OpenSearch/docs/reference/indices/analyze.asciidoc

[[indices-analyze]]
== Analyze

Performs the analysis process on a text and return the tokens breakdown
of the text.

Can be used without specifying an index against one of the many built in
analyzers:

[source,js]
--------------------------------------------------
curl -XGET 'localhost:9200/_analyze' -d '
{
  "analyzer" : "standard",
  "text" : "this is a test"
}'
--------------------------------------------------

coming[2.0.0-beta1, body based parameters were added in 2.0.0]

If text parameter is provided as array of strings, it is analyzed as a multi-valued field.

[source,js]
--------------------------------------------------
curl -XGET 'localhost:9200/_analyze' -d '
{
  "analyzer" : "standard",
  "text" : ["this is a test", "the second text"]
}'
--------------------------------------------------

coming[2.0.0-beta1, body based parameters were added in 2.0.0]

Or by building a custom transient analyzer out of tokenizers,
token filters and char filters. Token filters can use the shorter 'filters'
parameter name:

[source,js]
--------------------------------------------------
curl -XGET 'localhost:9200/_analyze' -d '
{
  "tokenizer" : "keyword",
  "filters" : ["lowercase"],
  "text" : "this is a test"
}'

curl -XGET 'localhost:9200/_analyze' -d '
{
  "tokenizer" : "keyword",
  "token_filters" : ["lowercase"],
  "char_filters" : ["html_strip"],
  "text" : "this is a <b>test</b>"
}'
--------------------------------------------------

coming[2.0.0-beta1, body based parameters were added in 2.0.0]

It can also run against a specific index:

[source,js]
--------------------------------------------------
curl -XGET 'localhost:9200/test/_analyze' -d '
{
  "text" : "this is a test"
}'
--------------------------------------------------

The above will run an analysis on the "this is a test" text, using the
default index analyzer associated with the `test` index. An `analyzer`
can also be provided to use a different analyzer:

[source,js]
--------------------------------------------------
curl -XGET 'localhost:9200/test/_analyze' -d '
{
  "analyzer" : "whitespace",
  "text : "this is a test"
}'
--------------------------------------------------

coming[2.0.0-beta1, body based parameters were added in 2.0.0]

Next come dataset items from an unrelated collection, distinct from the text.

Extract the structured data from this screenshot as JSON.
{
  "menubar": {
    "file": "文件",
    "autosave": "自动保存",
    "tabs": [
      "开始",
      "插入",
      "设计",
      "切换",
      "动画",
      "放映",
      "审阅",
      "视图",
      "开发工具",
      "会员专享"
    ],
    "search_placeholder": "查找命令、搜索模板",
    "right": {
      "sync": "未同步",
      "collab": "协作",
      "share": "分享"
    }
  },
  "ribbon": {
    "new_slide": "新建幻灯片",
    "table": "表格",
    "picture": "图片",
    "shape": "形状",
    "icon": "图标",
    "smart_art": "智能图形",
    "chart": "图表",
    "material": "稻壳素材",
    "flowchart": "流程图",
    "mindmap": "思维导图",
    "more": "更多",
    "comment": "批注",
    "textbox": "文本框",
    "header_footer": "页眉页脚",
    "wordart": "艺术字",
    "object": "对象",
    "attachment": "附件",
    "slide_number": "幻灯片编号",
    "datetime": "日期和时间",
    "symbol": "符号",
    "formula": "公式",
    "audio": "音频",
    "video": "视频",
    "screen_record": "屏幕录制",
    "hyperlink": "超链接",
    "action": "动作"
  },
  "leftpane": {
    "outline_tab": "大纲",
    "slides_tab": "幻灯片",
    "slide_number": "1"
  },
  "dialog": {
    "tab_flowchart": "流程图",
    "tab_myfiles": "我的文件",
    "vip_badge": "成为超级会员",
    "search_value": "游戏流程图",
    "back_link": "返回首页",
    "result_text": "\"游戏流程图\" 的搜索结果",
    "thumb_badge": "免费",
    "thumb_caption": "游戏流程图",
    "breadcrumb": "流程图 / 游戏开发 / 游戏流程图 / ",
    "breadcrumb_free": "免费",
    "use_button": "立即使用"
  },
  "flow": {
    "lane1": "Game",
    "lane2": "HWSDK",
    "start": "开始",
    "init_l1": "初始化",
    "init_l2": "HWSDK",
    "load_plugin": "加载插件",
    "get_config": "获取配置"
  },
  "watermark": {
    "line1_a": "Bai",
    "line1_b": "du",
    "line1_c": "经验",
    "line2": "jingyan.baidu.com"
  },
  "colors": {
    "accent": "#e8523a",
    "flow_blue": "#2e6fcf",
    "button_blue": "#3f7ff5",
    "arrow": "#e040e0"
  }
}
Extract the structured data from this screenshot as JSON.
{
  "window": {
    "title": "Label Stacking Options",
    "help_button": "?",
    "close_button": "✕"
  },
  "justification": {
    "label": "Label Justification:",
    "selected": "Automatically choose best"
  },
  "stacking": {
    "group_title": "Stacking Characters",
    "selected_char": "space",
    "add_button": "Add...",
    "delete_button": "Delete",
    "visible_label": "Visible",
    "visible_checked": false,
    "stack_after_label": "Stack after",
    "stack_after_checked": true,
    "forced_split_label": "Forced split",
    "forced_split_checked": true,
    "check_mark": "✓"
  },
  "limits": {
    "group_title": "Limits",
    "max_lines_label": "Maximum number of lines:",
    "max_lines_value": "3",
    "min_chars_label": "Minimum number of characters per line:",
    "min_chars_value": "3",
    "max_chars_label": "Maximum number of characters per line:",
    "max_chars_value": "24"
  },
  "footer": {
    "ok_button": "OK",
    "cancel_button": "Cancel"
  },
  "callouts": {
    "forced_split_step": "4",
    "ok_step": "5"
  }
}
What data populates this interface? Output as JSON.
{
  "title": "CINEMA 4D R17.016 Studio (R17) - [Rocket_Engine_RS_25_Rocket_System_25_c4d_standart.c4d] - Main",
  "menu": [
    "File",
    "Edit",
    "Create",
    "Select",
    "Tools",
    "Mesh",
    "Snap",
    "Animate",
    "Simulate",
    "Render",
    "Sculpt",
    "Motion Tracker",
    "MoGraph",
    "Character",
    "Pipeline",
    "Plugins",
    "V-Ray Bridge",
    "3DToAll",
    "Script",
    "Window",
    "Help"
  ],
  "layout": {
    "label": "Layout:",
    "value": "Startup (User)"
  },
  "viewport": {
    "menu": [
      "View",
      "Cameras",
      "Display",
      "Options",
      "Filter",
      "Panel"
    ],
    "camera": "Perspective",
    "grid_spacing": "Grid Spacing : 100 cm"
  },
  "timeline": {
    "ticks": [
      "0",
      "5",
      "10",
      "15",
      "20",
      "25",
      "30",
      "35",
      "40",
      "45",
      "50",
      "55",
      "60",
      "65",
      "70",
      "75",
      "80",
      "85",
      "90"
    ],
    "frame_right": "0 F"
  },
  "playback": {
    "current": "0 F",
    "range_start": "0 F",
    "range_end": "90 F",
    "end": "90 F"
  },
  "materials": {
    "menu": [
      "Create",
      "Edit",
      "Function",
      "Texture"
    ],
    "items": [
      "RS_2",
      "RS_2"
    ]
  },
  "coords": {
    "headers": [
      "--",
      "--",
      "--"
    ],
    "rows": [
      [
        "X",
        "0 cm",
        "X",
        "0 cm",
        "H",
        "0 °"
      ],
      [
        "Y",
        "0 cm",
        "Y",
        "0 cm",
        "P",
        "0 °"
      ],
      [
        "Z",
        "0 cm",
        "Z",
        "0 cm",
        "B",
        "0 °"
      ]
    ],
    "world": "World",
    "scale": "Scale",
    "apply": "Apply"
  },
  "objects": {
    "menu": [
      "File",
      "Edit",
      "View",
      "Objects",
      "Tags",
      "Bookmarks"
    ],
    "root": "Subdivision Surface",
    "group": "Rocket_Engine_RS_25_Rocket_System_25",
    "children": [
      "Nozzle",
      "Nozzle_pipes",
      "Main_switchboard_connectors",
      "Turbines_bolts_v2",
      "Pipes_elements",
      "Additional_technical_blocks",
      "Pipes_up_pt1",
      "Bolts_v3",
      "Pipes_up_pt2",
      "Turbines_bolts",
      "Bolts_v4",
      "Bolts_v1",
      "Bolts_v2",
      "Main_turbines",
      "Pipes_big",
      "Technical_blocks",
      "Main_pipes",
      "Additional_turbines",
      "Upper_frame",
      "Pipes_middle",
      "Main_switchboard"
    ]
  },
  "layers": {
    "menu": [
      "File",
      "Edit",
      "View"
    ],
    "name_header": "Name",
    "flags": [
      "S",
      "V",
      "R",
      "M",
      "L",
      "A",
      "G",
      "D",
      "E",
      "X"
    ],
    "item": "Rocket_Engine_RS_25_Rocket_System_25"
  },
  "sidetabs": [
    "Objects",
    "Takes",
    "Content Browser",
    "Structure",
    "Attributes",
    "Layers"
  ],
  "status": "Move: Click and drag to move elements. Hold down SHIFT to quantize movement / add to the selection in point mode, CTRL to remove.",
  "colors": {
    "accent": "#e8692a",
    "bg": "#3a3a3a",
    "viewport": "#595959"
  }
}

Also, the analyzer can be derived based on a field mapping, for example:

[source,js]
--------------------------------------------------
curl -XGET 'localhost:9200/test/_analyze' -d '
{
  "field" : "obj1.field1",
  "text" : "this is a test"
}'
--------------------------------------------------

coming[2.0.0-beta1, body based parameters were added in 2.0.0]

Will cause the analysis to happen based on the analyzer configured in the
mapping for `obj1.field1` (and if not, the default index analyzer).

All parameters can also supplied as request parameters. For example:

[source,js]
--------------------------------------------------
curl -XGET 'localhost:9200/_analyze?tokenizer=keyword&filters=lowercase&text=this+is+a+test'
--------------------------------------------------

For backwards compatibility, we also accept the text parameter as the body of the request,
provided it doesn't start with `{` :

[source,js]
--------------------------------------------------
curl -XGET 'localhost:9200/_analyze?tokenizer=keyword&token_filters=lowercase&char_filters=html_strip' -d 'this is a <b>test</b>'
--------------------------------------------------